Ich fühlte mich ebenfalls wie vom Blitz getroffen. Fragen über Fragen schwirrten durch meinen Kopf. Wie ein Schwertschlag traf mich der darauf folgende Satz: „Der Täter soll nach Aussage seiner Nachbarn seit Jahren von Visionen erzählt haben, die ihn regelrecht verfolgten. Er sei in den Wahn verfallen, in der Antike in Ägypten bereits gelebt zu haben und wiedergeboren zu sein.“

War es Zufall? Ich war ein eher nüchtern und wissenschaftlich denkender Mensch und glaubte an alles andere als an Wiedergeburt. Wenn ich daran dachte, wie viele Napoleon Bonapartes es in der Welt gab, wusste ich Bescheid. Wenn irgendein Mensch von sich behauptete, wiedergeboren zu sein, dann war er ein Kaiser oder König gewesen, aber nie geringer. Jetzt hatte ICH aber dagegen Visionen, genau wie dieser geistig verwirrte Mann, der auch noch exakt vor dem Tag meiner Geburt stirbt. War es doch an mir, den Verstand zu verlieren, oder war ich gar schon soweit? „Selber merkt man es am wenigsten“, pflegte mein Vater immer zu sagen. Ich musste es genau wissen, ob ich damit zu tun hatte. Peter wusste offensichtlich nicht, was er mir da geschickt hatte. Ich würde ihn um einen Gefallen bitten. Ich hatte jedenfalls nicht vor, bei dem Versuch zu sterben, meine Vergangenheit zu klären. Ich wählte nochmals Peters Handy an.
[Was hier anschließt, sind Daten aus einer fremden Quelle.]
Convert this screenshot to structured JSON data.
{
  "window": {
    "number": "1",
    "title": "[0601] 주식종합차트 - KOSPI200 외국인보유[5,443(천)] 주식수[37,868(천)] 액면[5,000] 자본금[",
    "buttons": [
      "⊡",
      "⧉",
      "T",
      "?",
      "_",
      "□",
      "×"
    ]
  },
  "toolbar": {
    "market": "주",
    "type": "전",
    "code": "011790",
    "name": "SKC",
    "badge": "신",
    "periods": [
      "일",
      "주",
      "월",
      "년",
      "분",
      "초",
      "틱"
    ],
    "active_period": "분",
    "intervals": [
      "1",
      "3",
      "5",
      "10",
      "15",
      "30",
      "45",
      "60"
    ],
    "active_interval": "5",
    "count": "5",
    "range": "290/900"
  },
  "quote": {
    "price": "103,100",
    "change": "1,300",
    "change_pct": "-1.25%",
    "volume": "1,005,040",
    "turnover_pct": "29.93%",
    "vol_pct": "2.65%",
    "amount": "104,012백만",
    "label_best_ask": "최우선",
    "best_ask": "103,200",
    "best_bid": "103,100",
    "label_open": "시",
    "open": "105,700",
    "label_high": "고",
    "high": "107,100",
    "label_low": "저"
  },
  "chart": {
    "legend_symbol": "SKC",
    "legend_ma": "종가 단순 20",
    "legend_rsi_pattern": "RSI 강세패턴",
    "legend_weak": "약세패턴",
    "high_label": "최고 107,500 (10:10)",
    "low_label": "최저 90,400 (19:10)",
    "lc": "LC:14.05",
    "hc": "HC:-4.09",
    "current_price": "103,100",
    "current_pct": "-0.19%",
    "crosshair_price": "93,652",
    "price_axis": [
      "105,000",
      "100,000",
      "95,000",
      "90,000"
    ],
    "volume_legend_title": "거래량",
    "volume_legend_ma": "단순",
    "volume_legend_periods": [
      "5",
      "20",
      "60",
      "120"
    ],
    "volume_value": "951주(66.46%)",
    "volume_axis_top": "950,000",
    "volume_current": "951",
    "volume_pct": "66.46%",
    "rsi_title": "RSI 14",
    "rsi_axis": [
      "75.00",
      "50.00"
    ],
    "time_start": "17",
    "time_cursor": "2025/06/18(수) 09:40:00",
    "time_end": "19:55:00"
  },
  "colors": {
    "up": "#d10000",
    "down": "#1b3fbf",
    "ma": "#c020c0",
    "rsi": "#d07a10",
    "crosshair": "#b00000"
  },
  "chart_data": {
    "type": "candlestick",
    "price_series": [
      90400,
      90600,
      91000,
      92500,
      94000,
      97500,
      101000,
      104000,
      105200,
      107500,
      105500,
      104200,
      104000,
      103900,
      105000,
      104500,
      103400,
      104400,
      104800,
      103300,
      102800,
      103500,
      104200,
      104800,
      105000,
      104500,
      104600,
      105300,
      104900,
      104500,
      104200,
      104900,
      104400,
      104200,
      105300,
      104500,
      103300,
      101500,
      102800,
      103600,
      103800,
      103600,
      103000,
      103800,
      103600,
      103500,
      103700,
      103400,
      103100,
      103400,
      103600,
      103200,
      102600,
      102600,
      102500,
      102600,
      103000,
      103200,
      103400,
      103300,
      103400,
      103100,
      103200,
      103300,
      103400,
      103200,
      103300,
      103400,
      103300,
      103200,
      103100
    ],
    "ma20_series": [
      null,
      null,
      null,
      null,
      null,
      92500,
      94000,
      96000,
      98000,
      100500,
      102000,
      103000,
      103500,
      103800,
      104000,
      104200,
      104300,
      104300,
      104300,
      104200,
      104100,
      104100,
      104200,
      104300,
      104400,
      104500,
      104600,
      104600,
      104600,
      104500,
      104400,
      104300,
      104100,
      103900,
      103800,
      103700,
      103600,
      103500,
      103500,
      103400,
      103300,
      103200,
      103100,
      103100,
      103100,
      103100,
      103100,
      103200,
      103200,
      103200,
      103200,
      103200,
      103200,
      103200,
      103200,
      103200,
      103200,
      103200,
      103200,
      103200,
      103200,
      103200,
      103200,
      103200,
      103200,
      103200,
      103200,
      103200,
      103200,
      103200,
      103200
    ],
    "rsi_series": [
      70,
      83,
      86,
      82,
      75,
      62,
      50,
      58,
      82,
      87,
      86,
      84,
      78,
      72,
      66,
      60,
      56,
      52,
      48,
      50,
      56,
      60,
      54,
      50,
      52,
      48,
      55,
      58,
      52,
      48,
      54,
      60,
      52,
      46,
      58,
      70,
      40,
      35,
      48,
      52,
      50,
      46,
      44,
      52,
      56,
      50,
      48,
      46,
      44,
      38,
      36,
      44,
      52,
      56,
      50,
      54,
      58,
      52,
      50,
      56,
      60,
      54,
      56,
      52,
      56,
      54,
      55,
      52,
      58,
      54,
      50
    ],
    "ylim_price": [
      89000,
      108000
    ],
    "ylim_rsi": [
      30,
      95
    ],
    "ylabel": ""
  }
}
„Du rufst ja zu immer besseren Zeiten an!“ „Hab ich dich geweckt?“

„Nein, aber wir observieren gerade einen Dealer. Ich sitze im Heck eines blick- und geräuschdichten Vans. Der Drecksack hatte eben nichts Besseres zu tun, als mir ans Hinterrad zu pinkeln. Was gibts denn noch?“

„Ich habe deine Mail erhalten. Der Artikel war echt interessant. Da war von einem Jürgen H. aus Sprendlingen die Rede. Könntest du mir einen Gefallen tun und feststellen, ob er noch lebende Verwandte hat?“

„Hast du vor, ihn zu beerben?“ Mit etwas Galgenhumor antwortete ich ihm: „Könnte schon sein, dass ich etwas von ihm geerbt habe. Aber im Ernst, er hat sich mit Ägyptologie beschäftigt und es könnte sein, dass mir die Familie die eine oder andere Frage beantworten kann.“

„Das war mir neu, dass du dich mit dem Zeug beschäftigst. Aber wenn ich mich recht erinnere, hast du mir ja diesen Steinklotz damals recht schnell übersetzt. Ein Maikäfer oder so, nicht wahr?“

„Fast, ein Skarabäus, um genau zu sein.“ „Jaaa, richtig, jetzt fällts mir wieder ein, sehr alt, von Moses!“

„So was wie dich nennt man halbgebildet. Es war Thutmosis, der Dritte.“

„Ich sehe schon, du hast da mehr Ahnung als ich. Aber ich klemme mich dahinter und sage dir Bescheid. Mensch, der Typ pieselt mir schon wieder ans Auto. Ich geh jetzt gleich da raus und hau dem auf die Zwölf!“ Ich dankte ihm erneut und beendete das Gespräch. Ich war so aufgeregt wie schon lange nicht mehr. Ich fand kaum Schlaf in dieser Nacht. Ich hatte nun doch wieder etwas Angst zu träumen, aber irgendwann klappten mir dennoch die Augen zu und ich fiel in unruhigen Schlaf.